Women Warriers – not Worriers

I can’t help but feel that gender difference has indeed played a role in the Chelsea FC doctor saga propelling the story to newspaper front pages – but perhaps not just simply down to the display of apparent sexism by an emotional male manager.  It strikes me that the mild, but meaningful, Facebook posting by Dr Eva Carneiro was the emotional reaction of a woman feeling hard-done-by.

Such gentle, but determined, defiance shown by a woman against a perceived unfairness is what I think marks out one of the key difference between the sexes.  I have been deeply fortunate in recent months to meet several incredible women who, having long abided the male-dominated structure in which they operate, have each had cause to show remarkable strength of character to defy the system when injustice has reared its ugly head. They’ve bravely, and rightly, ignored the ‘don’t make a fuss’ mantra of predominantly male lawyers, doctors, politicians, establishment bigwigs (and their advisors), police officers, professors and the like, to succeed in highlighting some very different, but equally troubling, issues.

I have never been a bra-waving, unshaven member of the feminist club – if such a set exists.  I’m of the view that the glass ceiling can be readily shattered if you are sufficiently determined, energetic, resourceful and smart.  However I am beginning to realise that if there’s a wrong that needs righting, a moral convention that needs challenging, or a societal system that needs rebalancing, it’s the female of the species that more often than not bravely puts her head above the parapet and coalesces her community to create beneficial change.  It’s true these women are often supported in their endeavours by many a courageous man, blessed as many males are with analytical function and a deep-rooted sense of probity.  But if there’s a cause to be fought for, I’ll join those ranks led by a woman inspired any day.

When I consider the ‘religious’ problems of sections of the Middle East with their patriarchal systems and cruel brutality, I am confident it will be the women of the region who will eschew violence and instead demonstrate the strength needed to bring equality and fairness where it is yet to exist.

Men show their power, bravery, determination and quest for success in different ways.  There will always be male achievers whose accomplishments we can joyously celebrate.  But where less-applauded but important challenges exist, I back women to succeed.

Dr Carneiro, already a rare woman in a male-dominated field, may have inadvertently started a chain of soul-searching to find an acceptable balance between safety and success on a pitch.  Women tend to call it cheating if grown men, uninjured, are left rolling around on the ground.

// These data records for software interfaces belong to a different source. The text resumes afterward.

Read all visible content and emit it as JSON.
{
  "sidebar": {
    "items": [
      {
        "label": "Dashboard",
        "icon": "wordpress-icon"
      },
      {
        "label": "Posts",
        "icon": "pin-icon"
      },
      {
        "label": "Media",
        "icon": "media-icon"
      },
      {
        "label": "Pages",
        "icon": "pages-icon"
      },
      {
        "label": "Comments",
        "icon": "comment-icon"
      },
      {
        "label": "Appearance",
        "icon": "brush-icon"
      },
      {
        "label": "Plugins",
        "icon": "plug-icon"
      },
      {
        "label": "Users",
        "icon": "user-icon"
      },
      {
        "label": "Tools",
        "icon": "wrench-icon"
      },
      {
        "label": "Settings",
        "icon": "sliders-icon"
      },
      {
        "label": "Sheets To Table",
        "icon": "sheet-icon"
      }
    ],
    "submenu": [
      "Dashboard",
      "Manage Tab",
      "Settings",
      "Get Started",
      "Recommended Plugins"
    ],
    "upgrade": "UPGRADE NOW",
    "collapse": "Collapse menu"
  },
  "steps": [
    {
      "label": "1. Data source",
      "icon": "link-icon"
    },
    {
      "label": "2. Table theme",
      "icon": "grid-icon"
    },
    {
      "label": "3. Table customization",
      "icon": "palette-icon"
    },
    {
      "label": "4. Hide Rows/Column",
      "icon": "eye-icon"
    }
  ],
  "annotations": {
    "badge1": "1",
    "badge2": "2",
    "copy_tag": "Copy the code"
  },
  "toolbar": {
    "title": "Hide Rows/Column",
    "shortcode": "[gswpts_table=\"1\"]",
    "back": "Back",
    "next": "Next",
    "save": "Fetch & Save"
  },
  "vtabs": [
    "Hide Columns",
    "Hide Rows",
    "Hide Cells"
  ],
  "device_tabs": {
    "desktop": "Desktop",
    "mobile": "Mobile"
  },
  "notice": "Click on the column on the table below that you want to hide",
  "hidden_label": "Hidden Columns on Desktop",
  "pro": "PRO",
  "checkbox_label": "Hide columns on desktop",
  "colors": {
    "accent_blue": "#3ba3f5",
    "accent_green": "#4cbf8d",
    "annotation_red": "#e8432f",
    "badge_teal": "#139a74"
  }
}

In my view, Dr Carneiro should avoid the phalanx of lawyers advising her she’s got a watertight claim for constructive dismissal, discrimination and the like.  Her long term reputation will likely be better served by moving to an environment that fully recognises her talents and where she can spearhead the discussion of wealth versus welfare. Rugby has considered the issue during its incidents of concussion, and grand tour cycling is getting there, in its own way.  The injustice is less about the side-lining meted out to Dr Carneiro, and more about the pressure placed on medics to turn a blind eye to illness or injury for the sake of the sport.  Dr Carneiro should run into the arena once more.